Together, these cases illustrate a broader strategy: using SaaS products as a core offering while extending capabilities across software, hardware, and services to serve government, media, and enterprise clients. The approach reflects iFlytek’s broader business framework and suggests a path for vertical SaaS products seeking to expand commercial value without diluting their specialization.

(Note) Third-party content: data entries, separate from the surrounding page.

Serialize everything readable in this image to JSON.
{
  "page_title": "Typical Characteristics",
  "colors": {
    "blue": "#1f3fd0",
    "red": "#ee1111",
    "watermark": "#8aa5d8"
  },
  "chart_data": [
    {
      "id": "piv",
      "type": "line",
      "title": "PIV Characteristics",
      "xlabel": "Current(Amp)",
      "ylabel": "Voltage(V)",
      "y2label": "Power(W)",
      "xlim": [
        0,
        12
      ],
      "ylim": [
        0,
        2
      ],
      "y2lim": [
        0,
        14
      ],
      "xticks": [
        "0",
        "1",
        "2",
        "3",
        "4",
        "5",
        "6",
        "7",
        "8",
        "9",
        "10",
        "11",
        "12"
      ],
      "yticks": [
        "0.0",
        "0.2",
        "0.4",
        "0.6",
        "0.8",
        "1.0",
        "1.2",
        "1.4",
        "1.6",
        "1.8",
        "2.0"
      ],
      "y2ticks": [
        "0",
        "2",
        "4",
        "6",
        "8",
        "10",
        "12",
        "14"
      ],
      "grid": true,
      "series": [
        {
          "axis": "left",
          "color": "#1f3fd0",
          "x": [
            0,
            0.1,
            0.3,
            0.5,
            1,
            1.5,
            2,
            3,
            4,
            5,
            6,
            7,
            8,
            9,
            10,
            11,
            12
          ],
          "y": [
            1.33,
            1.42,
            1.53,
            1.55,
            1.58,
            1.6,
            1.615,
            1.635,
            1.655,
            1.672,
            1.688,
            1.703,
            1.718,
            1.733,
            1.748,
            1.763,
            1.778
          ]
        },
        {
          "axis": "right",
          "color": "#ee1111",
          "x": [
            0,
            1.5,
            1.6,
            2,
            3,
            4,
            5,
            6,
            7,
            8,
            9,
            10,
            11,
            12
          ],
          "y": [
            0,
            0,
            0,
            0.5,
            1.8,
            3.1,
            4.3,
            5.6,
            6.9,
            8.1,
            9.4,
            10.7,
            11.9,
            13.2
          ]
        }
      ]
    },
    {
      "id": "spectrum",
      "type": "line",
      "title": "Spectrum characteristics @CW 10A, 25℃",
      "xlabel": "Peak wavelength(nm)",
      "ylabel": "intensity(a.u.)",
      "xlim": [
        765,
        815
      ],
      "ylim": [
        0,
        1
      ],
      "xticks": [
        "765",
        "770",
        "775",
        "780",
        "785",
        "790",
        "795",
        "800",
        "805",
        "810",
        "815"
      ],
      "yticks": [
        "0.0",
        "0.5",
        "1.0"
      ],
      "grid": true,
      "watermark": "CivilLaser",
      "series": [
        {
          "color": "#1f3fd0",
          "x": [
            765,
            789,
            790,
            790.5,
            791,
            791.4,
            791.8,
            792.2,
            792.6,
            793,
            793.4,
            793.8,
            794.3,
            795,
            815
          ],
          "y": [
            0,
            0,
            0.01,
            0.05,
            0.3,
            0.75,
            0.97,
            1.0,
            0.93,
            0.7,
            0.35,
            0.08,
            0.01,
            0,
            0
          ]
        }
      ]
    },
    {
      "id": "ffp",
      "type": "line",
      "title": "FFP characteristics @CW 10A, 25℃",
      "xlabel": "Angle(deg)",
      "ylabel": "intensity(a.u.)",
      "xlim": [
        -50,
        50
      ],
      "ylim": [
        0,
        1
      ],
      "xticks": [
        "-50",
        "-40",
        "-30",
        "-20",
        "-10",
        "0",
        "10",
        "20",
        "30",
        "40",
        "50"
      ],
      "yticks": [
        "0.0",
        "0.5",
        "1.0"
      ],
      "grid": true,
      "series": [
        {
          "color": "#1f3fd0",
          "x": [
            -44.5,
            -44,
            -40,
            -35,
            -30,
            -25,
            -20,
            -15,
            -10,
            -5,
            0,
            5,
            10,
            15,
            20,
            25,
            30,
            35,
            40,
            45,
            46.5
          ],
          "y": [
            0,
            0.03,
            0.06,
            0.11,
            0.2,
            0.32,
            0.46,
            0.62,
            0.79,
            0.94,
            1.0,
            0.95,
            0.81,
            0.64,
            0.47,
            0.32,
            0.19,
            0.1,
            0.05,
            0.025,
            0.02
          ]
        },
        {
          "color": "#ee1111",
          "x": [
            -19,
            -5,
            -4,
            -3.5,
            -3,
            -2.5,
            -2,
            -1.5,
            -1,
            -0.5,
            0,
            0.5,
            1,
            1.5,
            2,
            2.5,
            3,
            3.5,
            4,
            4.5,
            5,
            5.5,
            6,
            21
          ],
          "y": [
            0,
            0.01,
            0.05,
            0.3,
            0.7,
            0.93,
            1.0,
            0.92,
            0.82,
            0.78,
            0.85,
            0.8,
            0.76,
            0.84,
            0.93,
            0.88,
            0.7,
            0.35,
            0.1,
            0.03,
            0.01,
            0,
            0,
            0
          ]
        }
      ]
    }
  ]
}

Many AI products equate scale with success, sometimes at the expense of sustainable revenue. Yet competition is shifting from all-encompassing platforms to deeper vertical specialization. As enterprises advance digital transformation, their operational demands are becoming more granular, and broad platforms may struggle to address every niche requirement.

For AI SaaS developers, long-term viability depends on technological discipline, close engagement with user needs, and a durable revenue model. In an industry inclined to prioritize rapid scale, iFlyrec’s trajectory suggests that growth without heavy subsidy spending remains possible, provided the product can sustain recurring value.